Vice-chairman Karren Brady said: "For the last three years it has been my firm, unwavering belief that the stadium can truly become a multi-use destination of which east London and the nation as a whole can be proud.
"I have never lost sight of our vision to play our part, along with the stadium's major stakeholders, in ensuring it grows into a global asset. It is the 'jewel in the crown' of the Park, watched by the world.
"Our vision for the stadium has always been about standing up for the promises made for London back in Singapore in 2005.
"We are committed to delivering our promises as set out in our bid. The hard work really does start here. We guarantee millions of visitors and customers, which will galvanise the Park and act as the catalyst to spark a thriving economy in this part of east London.
"In selecting West Ham, the LLDC have secured a long-term viable financial future for the Park. On behalf of West Ham United, I feel privileged to have been granted the responsibility to play a key part in delivering a true Games legacy.
"We are now committed to working closely with our new partners and stakeholders in the stadium to successfully conclude our discussions and bring our collective ambitions to fruition."
Moving into the stadium will instantly increase the value of the Premier League club, who are £80million in debt.
However, although West Ham's co-owners Sullivan and Gold have consistently invited new investors to join the board they have no intention of leaving the Hammers if a deal to become tenants is concluded.
In fact, the businessmen are looking forward to helping West Ham thrive in a stadium which will have almost double the capacity of their current home, Upton Park.
Sullivan and Gold issued a joint statement in which they said: "We believe that this move, together with the realisation of other key goals that the Board set out to achieve from the outset, will play a huge part in helping to realise our ambitious vision to move the club to the next level on behalf of our fantastic and deserving fans.
"We also wish to extend our social inclusion agenda to encourage greater community cohesion and expand our equalities and diversity work to make both West Ham and football as a whole more accessible to key target groups.
"We realised our lifelong ambition upon becoming chairmen of the club we both so passionately support.
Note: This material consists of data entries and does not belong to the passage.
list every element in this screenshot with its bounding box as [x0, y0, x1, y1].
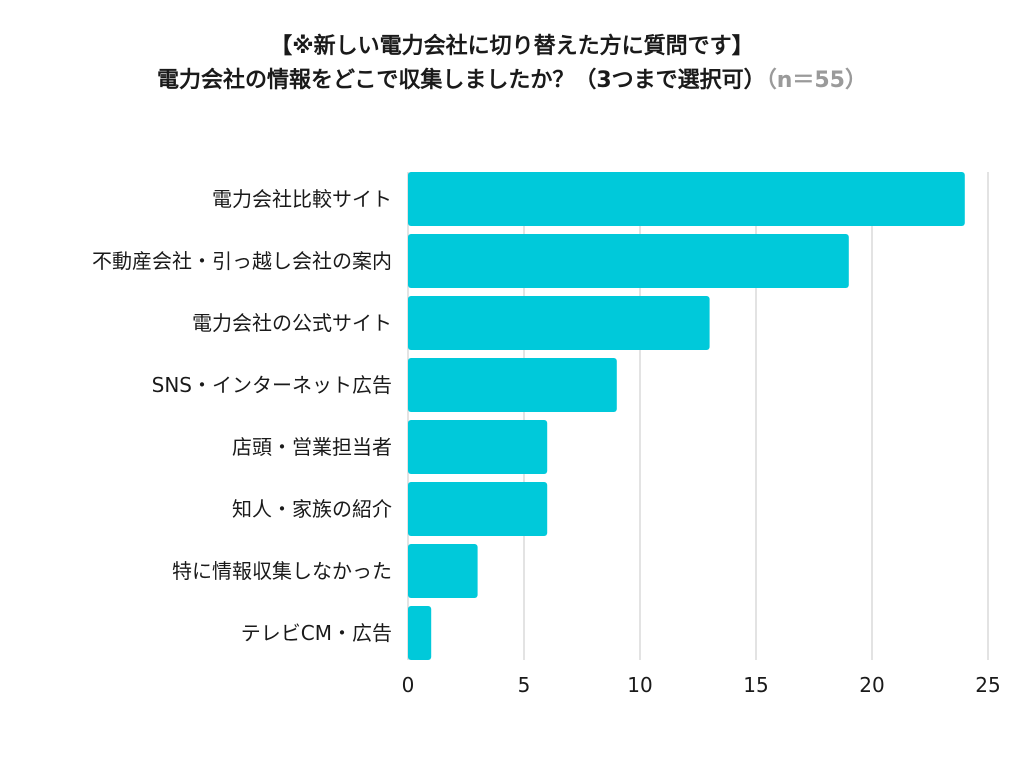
bar-1 — [408, 234, 849, 288]
category-label: 特に情報収集しなかった — [172, 559, 392, 583]
bar-7 — [408, 606, 432, 660]
bar-6 — [408, 544, 478, 598]
chart-title-question: 電力会社の情報をどこで収集しましたか？（3つまで選択可） — [157, 68, 766, 93]
x-tick-label: 5 — [518, 673, 531, 697]
x-tick-label: 25 — [975, 673, 1000, 697]
bar-layer — [408, 172, 965, 660]
bar-0 — [408, 172, 965, 226]
x-axis-tick-layer: 0 5 10 15 20 25 — [402, 673, 1001, 697]
bar-4 — [408, 420, 548, 474]
chart-title-line1: 【※新しい電力会社に切り替えた方に質問です】 — [270, 34, 754, 59]
category-label: 店頭・営業担当者 — [232, 435, 392, 459]
category-label: 電力会社比較サイト — [212, 187, 392, 211]
x-tick-label: 0 — [402, 673, 415, 697]
category-label: 不動産会社・引っ越し会社の案内 — [92, 249, 392, 273]
bar-2 — [408, 296, 710, 350]
x-tick-label: 20 — [859, 673, 884, 697]
category-label: 知人・家族の紹介 — [232, 497, 392, 521]
category-label: テレビCM・広告 — [241, 621, 392, 645]
bar-5 — [408, 482, 548, 536]
x-tick-label: 10 — [627, 673, 652, 697]
sample-size-note: （n＝55） — [765, 68, 867, 93]
chart-title-line2: 電力会社の情報をどこで収集しましたか？（3つまで選択可）（n＝55） — [0, 64, 1024, 98]
chart-title: 【※新しい電力会社に切り替えた方に質問です】 電力会社の情報をどこで収集しました… — [0, 30, 1024, 98]
category-label: 電力会社の公式サイト — [192, 311, 392, 335]
category-label: SNS・インターネット広告 — [152, 373, 392, 397]
x-tick-label: 15 — [743, 673, 768, 697]
bar-3 — [408, 358, 617, 412]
We are dedicated to West Ham and the stadium for the long haul.
"We are now committed to working with the LLDC in full consultation with our supporters to finalise our plans to make the stadium our home. We are ambitious for our great club and aim to set the benchmark for visiting away and neutral football supporters from across the globe to come and enjoy the iconic stadium and be part of our Premier League club experience.''
Mayor Johnson hailed today's news but spelt out the challenges that lie ahead. He said: "We've got a first-ranked bidder for the stadium and we are very pleased about that.
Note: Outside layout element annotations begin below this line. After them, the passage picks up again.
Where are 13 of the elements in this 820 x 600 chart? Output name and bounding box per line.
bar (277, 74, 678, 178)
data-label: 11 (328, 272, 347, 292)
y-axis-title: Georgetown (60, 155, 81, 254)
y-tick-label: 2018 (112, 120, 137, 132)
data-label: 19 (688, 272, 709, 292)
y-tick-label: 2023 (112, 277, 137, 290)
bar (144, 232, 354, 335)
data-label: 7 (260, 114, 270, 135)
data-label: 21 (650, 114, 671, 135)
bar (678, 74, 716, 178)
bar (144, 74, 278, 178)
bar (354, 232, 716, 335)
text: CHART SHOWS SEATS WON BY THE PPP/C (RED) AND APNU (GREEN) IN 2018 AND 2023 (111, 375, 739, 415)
"If it goes through it will mean a football legacy for the stadium but it needs to get sorted out between the LLDC and West Ham about the terms. If we can't do a deal that protects the Olympic investment including half a billion pounds on stadium alone that's fine and stadium will have a fantastic future in any event.
"We're confident there's plenty of time to get the events under way either with plan B but I am sure that we've got plenty of time to get in a football solution."